The point is obvious: people are rarely unidimensional. I am no fan of Christianity, but I’ve known Christians—even fundamentalists— who can run circles around me in the areas of physics (despite my degree), chemistry (no great shakes there), geology, international affairs, herbalism, painting, acupuncture, oceanography, wildcrafting, climatology, needlework, hunting, gardening, pottery, history, law, psychology, mycology, astronomy, astrology, basketball, poker, car repair, and so on. I’ve known Christians with extensive knowledge of classical music. I’ve known Christians with extensive knowledge of literature. I’ve known Christians with extensive (firsthand) knowledge of psychoactive substances. All the same can be said for scientists I’ve known (many of whom have also had extensive theological knowledge). All the same can be said for farmers I’ve known. All the same can be said for prisoners I’ve known at a maximum security prison (some of the prisoners were deeply informed opera fans). Where we see the cliché of unidimensionality most often, and perhaps most harmfully, is when it comes to indigenous peoples who are to this day too often derided as ignorant, not having useful knowledge.

It would be absurd—and terrible writing—for me to make a serious blanket statement that philosophers only know philosophy (even when, if you define philosophy by its etymology—a love of wisdom—most philosophers I’ve known or read don’t know shit about philosophy, because they possess very little wisdom, and even less do they allow wisdom to possess them). I mean, pretend I were to write, “Imagine that we could revive a well-educated philosopher of the twentieth century. The man would prove to be a total ignoramus, except on matters of philosophy. He would surely know nothing, to take an extreme example, about homosexual sadomasochism.” If I were to write something so completely ignorant, the ghost of Michel Foucault would surely rise up to bite me in the ass. And the thing is, he’d probably like it.

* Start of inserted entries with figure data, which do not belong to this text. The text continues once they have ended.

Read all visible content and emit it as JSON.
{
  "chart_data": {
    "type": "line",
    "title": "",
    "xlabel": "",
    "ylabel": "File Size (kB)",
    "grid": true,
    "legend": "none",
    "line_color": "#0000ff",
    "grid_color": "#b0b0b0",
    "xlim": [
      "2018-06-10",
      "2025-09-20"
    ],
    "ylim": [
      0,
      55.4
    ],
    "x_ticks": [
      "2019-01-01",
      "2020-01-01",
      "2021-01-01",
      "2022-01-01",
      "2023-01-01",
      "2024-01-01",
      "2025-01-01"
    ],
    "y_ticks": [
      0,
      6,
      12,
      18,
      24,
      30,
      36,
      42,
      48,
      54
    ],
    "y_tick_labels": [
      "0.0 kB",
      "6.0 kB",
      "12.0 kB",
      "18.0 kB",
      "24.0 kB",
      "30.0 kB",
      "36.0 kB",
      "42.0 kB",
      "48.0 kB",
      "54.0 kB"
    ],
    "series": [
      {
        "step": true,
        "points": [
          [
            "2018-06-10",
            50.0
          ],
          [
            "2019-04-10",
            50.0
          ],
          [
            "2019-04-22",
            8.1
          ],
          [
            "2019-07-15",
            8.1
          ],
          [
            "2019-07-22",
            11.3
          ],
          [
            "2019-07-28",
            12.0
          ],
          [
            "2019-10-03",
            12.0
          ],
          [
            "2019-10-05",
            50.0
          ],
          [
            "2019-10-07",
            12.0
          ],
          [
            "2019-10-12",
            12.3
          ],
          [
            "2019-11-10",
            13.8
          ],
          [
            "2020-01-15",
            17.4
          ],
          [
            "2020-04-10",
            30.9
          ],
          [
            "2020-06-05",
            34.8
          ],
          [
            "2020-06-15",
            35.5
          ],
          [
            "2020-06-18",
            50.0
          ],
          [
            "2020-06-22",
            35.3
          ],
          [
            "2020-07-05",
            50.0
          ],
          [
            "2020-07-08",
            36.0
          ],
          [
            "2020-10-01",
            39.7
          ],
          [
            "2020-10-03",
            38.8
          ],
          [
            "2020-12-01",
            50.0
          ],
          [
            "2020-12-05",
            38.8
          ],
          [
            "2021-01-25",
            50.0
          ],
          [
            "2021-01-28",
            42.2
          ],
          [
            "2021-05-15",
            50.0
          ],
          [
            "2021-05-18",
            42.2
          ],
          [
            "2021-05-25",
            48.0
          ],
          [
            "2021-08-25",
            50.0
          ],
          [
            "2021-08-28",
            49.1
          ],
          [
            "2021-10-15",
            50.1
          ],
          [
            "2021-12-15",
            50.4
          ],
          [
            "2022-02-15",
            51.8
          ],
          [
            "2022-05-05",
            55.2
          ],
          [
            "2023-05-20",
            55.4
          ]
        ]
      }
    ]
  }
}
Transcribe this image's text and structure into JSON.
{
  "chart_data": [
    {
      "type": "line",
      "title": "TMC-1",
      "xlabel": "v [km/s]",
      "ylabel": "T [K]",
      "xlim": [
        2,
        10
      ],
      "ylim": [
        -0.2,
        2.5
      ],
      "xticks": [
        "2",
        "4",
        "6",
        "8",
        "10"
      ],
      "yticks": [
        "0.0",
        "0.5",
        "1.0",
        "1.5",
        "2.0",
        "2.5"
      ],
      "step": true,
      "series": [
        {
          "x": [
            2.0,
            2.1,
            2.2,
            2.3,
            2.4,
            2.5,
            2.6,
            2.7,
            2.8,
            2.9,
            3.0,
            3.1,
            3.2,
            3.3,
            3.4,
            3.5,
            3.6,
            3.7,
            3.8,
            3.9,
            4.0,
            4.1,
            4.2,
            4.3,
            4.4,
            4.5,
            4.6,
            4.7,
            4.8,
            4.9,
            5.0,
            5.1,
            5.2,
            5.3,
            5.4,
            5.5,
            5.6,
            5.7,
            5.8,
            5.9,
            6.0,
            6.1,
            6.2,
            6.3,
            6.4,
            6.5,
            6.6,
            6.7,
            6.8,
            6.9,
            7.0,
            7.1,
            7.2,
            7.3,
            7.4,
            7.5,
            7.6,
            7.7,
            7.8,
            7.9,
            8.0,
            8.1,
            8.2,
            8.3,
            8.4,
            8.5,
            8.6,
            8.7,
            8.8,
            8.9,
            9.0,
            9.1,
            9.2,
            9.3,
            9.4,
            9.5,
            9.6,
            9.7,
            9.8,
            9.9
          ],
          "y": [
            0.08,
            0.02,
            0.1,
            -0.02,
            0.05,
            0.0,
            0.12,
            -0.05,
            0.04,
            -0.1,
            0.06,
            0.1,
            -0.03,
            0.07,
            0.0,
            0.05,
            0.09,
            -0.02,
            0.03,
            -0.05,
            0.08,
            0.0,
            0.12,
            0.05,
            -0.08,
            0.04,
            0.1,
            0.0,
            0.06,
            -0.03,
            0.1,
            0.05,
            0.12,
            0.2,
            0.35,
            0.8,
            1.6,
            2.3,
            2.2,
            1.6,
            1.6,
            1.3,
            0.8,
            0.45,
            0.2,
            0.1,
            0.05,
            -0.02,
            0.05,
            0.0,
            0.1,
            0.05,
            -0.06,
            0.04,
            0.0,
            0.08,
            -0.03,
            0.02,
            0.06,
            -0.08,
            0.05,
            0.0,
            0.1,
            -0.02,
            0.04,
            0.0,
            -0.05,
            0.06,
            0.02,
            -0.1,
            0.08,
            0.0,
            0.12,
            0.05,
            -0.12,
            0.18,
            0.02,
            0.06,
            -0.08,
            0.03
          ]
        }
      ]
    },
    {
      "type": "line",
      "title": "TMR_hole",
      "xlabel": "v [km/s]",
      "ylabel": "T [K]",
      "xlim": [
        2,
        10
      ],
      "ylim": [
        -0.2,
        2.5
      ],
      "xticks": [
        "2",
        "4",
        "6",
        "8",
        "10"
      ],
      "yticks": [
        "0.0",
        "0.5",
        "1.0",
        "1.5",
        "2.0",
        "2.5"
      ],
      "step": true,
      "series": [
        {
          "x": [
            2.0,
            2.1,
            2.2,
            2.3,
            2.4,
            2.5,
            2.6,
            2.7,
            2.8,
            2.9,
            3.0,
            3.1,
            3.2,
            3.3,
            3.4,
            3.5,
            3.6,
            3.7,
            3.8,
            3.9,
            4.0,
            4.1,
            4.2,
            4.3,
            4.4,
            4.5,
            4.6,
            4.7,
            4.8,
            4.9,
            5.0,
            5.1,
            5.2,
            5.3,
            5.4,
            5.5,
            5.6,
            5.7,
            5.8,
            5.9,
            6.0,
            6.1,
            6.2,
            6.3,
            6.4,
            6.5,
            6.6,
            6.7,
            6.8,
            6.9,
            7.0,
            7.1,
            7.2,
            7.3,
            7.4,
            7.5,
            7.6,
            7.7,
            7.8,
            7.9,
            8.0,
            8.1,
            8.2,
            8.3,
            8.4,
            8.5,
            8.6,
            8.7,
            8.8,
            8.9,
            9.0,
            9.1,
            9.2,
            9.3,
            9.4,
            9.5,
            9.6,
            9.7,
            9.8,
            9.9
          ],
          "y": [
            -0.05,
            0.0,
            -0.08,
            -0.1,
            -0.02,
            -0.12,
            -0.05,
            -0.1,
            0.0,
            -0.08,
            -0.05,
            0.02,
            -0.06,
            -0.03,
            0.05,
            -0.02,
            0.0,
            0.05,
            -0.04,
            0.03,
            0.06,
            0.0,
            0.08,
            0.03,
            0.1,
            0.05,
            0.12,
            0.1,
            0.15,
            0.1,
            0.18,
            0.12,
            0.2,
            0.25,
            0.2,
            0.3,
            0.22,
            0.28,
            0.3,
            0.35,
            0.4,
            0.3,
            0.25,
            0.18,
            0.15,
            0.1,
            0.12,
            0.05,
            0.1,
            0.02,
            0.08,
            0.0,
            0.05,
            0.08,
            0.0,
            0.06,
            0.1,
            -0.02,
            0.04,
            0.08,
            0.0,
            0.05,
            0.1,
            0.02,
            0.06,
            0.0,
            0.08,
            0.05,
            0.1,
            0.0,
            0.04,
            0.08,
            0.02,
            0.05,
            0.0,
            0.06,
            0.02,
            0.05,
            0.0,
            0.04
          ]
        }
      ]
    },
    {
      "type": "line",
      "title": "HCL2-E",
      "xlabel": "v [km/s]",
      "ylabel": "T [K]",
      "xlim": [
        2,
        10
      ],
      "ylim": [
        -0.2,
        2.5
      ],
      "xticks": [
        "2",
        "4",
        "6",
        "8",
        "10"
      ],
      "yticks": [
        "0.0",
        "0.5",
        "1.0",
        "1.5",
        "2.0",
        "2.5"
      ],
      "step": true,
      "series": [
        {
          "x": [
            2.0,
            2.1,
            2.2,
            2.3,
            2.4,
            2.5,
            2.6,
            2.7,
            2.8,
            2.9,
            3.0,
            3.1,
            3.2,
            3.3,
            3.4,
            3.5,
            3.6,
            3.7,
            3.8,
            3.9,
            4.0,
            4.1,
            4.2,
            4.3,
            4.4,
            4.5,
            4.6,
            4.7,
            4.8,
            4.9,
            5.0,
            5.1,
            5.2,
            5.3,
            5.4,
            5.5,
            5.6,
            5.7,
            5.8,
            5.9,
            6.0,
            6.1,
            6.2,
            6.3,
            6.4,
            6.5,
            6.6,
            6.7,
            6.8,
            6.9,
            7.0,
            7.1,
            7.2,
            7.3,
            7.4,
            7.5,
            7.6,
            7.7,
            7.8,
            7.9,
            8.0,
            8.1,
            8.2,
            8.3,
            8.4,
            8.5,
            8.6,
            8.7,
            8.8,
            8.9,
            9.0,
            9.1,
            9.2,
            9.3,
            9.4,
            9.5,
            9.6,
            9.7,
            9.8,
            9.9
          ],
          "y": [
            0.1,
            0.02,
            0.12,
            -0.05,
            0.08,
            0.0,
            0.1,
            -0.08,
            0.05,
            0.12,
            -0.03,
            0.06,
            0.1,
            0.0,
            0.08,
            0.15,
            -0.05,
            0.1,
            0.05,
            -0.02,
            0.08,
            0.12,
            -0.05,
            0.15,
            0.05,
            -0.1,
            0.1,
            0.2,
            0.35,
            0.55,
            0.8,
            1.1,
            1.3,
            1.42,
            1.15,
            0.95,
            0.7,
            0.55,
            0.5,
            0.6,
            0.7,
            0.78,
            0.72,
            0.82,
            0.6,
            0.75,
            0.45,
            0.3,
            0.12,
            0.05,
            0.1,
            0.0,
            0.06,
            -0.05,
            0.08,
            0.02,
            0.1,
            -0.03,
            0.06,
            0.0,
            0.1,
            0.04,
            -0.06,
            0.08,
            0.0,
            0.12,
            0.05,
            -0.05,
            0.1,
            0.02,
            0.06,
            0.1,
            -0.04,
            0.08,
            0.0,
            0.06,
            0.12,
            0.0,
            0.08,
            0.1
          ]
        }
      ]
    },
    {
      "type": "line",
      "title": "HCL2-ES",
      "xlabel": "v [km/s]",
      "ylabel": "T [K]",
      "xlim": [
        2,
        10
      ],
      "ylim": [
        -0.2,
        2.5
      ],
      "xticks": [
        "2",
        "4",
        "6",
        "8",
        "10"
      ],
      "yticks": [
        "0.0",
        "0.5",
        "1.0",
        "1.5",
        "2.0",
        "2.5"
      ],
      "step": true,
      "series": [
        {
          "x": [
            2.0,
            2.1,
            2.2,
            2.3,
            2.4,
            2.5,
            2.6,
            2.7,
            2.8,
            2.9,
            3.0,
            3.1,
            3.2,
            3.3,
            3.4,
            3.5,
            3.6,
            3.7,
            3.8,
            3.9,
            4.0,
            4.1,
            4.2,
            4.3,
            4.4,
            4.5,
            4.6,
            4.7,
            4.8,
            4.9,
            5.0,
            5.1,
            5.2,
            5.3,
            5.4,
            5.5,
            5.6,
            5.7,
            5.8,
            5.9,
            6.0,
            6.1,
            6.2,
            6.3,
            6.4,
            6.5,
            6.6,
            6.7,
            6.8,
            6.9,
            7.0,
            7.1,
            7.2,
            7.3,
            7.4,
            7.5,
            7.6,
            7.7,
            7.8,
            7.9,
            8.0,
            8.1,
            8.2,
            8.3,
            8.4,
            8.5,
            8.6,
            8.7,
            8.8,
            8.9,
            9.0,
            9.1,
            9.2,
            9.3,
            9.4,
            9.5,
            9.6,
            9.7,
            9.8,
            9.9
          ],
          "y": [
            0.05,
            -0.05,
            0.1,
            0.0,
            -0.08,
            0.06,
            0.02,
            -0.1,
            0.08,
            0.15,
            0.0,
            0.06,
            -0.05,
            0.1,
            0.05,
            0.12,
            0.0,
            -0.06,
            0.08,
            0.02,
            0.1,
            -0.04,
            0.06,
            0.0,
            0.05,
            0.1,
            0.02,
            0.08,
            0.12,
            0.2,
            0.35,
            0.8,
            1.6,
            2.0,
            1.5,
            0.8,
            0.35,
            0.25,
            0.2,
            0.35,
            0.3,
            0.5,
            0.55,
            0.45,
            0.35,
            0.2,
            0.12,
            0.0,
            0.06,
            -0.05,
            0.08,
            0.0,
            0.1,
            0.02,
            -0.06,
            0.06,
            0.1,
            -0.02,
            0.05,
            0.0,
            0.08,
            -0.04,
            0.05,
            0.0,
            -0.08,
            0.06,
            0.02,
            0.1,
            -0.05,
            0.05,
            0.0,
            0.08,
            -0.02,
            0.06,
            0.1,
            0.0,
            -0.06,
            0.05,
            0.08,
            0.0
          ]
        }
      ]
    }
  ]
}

This sort of thinking reveals precisely the kind of hypersimplification of complexity that allows scientific philosophers such as Harris and Dawkins (and more broadly, that allows this culture in general) to pretend the world consists of resources and not real beings. What Harris did to make his point—and if he were caricaturing in order to make a comic point we’d obviously be having a different discussion—was to ignore real-life people and replace them with cardboard cutouts, and then to treat these cardboard cutouts as though they were in some way real. This is, as I explored in my book The Culture of Make Believe, the very essence of bigotry, the very essence of objectification.